The operation between the weight sequence $w$ and the sequence $x$ on the right hand side of (8) has been given the name cross-correlation. Denoted by $y=w*x$, the cross-correlation $y$ between $w$ (a sequence of length $2L+1$ defined over the range $-L,\ldots,+L$) and $x$ (an $N$-length sequence defined over the range $1,\ldots,N$) is a sequence with same length and range as $x$, defined entry-wise as
\begin{equation} y_n = \underset{\ell=-L}{\overset{L}{\sum}}{w_\ell\,x_{n+\ell}}, \qquad n=1,2,\ldots,N \end{equation}When $x$ has finite length (which is always the case in machine learning), we must extend its domain to outside its original range so that $y$ in equation (11) can be defined at its two extremes. In other words, in order for $y$ to be defined for every $1\leq n\leq N$ we must add $L$ entries to both the beginning and end of $x$ so that for every $n$, $x$ is defined in an $L$-vicinity of $n$. This is called padding in the parlance of machine learning and signal processing. How we pad $x$ is for the most part inconsequential, particularly when $L$ is relatively small. In Figure 3 we show three common ways to pad a sample sequence: (i) zero-padding (shown in red) where $x$ is padded with zeros from both sides, (ii) constant-padding (shown in blue) where $x$ is padded with $x_1$ from the left and with $x_N$ from the right, and (iii) symmetric padding (shown in yellow) where x is mirrored around $x_1$ on the left, and around $x_N$ on the right.

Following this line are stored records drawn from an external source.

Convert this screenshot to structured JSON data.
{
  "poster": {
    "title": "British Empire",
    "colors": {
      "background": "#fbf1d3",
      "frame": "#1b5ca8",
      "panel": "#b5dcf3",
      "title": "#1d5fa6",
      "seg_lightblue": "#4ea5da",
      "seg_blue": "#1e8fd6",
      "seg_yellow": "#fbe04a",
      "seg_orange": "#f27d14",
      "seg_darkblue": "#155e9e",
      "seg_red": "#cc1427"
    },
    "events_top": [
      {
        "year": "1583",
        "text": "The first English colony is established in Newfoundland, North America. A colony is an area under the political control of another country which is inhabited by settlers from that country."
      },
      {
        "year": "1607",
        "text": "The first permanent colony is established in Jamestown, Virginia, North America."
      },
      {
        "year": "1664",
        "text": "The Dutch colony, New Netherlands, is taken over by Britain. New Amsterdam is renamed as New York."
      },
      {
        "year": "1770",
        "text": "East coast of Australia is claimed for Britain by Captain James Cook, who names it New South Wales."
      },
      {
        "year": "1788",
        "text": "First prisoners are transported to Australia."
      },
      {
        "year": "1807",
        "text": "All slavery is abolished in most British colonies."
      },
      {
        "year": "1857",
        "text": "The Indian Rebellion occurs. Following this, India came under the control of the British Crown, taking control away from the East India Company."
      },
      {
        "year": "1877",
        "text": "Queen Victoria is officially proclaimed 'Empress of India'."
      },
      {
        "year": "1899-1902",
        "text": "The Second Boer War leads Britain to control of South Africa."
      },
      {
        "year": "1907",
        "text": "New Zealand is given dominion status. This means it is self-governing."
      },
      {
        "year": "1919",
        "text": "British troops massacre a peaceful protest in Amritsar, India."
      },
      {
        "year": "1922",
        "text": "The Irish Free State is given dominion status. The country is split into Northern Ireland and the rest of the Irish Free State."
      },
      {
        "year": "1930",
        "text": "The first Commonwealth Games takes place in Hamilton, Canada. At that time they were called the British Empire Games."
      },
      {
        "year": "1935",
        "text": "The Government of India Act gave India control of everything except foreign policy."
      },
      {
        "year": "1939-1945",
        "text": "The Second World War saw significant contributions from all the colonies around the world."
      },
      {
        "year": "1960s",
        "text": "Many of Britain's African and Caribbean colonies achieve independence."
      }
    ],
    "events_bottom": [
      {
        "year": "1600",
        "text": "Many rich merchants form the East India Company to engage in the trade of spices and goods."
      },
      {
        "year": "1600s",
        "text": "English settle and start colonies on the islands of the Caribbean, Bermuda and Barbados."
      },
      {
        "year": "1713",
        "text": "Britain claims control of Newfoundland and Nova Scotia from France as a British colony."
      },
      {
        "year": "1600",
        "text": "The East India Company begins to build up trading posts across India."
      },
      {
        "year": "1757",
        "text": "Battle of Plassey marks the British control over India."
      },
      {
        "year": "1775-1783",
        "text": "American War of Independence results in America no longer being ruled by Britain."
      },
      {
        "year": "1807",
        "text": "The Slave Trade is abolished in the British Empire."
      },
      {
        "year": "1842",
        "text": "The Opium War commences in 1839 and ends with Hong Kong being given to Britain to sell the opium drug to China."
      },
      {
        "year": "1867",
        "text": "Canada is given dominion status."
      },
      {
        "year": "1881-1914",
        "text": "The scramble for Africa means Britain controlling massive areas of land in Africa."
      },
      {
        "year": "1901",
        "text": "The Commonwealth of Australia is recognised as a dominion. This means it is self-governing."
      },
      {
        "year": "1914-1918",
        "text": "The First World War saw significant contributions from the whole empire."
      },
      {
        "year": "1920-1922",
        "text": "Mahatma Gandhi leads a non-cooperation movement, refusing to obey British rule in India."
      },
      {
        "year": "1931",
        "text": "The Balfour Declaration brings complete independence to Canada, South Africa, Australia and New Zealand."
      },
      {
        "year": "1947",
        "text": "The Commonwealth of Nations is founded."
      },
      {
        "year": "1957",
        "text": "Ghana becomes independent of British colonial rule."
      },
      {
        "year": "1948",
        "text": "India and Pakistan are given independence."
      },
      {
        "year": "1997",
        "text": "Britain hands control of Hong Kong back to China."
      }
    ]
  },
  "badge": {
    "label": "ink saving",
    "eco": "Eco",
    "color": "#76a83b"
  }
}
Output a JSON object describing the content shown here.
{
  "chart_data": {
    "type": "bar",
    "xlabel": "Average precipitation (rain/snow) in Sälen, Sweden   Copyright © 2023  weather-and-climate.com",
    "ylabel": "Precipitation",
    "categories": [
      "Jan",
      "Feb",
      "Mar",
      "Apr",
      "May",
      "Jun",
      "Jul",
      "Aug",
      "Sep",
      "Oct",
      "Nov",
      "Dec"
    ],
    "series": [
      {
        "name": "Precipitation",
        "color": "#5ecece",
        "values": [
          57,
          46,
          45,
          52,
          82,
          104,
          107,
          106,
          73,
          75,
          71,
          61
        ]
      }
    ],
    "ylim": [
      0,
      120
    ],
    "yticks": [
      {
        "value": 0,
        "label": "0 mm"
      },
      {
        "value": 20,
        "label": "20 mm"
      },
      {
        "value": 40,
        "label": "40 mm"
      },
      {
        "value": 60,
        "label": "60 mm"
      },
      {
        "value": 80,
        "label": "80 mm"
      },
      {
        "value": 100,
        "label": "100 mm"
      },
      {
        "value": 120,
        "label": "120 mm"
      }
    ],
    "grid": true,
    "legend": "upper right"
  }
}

What convolution does to a signal $x$ is entirely dependent on the weight sequence $w$ - sometimes referred to as the convolution kernel. This is not to be confused with the term kernel used in other machine learning contexts, e.g., fixed basis kernels or the kernel trick.
For instance, with the convolution kernel
\begin{equation} w = \left[\frac{-1}{2}, 0, \frac{1}{2}\right] \end{equation}the output $y=w*x$ is given in terms of $x$ as
\begin{equation} y_n = \frac{x_{n+1}-x_{n-1}}{2}, \qquad n=1,2,\ldots,N \end{equation}The output in (13), sometimes called a difference quotient, can be thought of (loosely) as a discrete derivative for the sequence $x$.
In the Python cell below we plot the input sequence
\begin{equation} x_n = \text{sin}\left(n\right), \qquad n=1,2,\ldots,15 \end{equation}along with its discrete derivative in (13) given by
\begin{equation} y_n = \frac{\text{sin}\left(n+1\right)-\text{sin}\left(n-1\right)}{2}, \qquad n=1,2,\ldots,15 \end{equation}as well as its 'true' derivative (in the continuous sense)
\begin{equation} z_n = \text{cos}\left(n\right), \qquad n=1,2,\ldots,15 \end{equation}n = np.arange(1,16)
x = np.sin(n)
z = np.cos(n)
# zero-padding
x_p = np.append(0,x)
x_p = np.append(x_p,0)
y = [.5*(x_p[i+1]-x_p[i-1]) for i in n]
# plot
convlib.conv_1d_viz.plot_sequence(n,x,y,z)